Es uno de los mejores recuerdos que tengo trabajando en la cocina de un restaurante, quizás porque fue uno de mis primeros destinos. Se trataba de un local a pie de puerto, una ubicación espectacular por lo que se trataba de una de las terrazas más demandas del pueblo. En cuanto llegaba el buen tiempo, que siempre se hacía de rogar por estos lares, se llenaba de gente, así que pasábamos tres meses a tope. Y fue así como yo llegué a trabajar allí, para reforzar la cocina en los meses fuertes.
Allí aprendí todo lo que se puede aprender sobre la cocina marinera, ya que teníamos el género a pocos metros. Era común cambiar el menú dependiendo de la pesca del día, pero también debíamos estar preparados para dar servicio a un número considerable de clientes por lo que siempre teníamos en reserva ciertos productos como mejillon congelado para hosteleria. No era la primera ni la segunda vez que se quedaban sin género y tenían que echar mano de la reserva.
Y aunque nuestro menú no fuera el más complejo, era el que nuestros clientes demandaban. Cuando alguien se sentaba en esas mesas verdes de la terraza sabía que se iba a encontrar con las tapas más cuidadas del pueblo. Si querían comer algo mucho más elaborado o contemporáneo podían ir a otro local del pueblo, pero nosotros éramos la tradición del buen comer sin complicaciones ni zarandajas.
De esta forma, lo que aprendí fue, especialmente, a preparar platos sencillos pero muy mimados, con excelente género ya fuera el adquirido esa misma semana en la rula o los productos de reserva como el mejillón congelado para hostelería.
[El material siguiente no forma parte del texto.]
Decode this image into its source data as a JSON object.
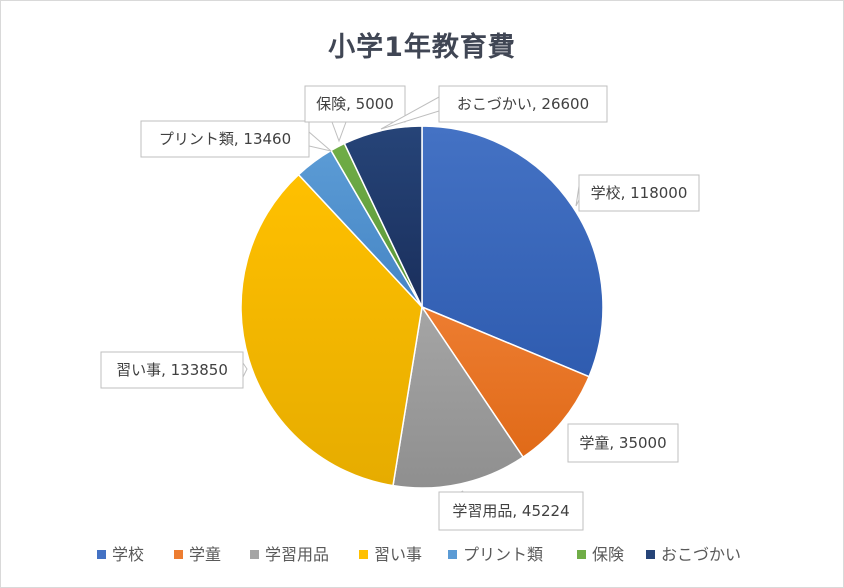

Pero también aprendí algo muy importante cuando trabajas en casi cualquier cocina de un restaurante de temporada: trabajar bajo presión. Sabíamos que no íbamos a parar en varias horas, pero lo hacíamos con gusto, conscientes de que estábamos en uno de los locales más importantes del litoral. Y toda esa experiencia me ha servido para los siguientes proyectos en los que me enrolé, hasta que abrí mi propio restaurante a la orilla del mar.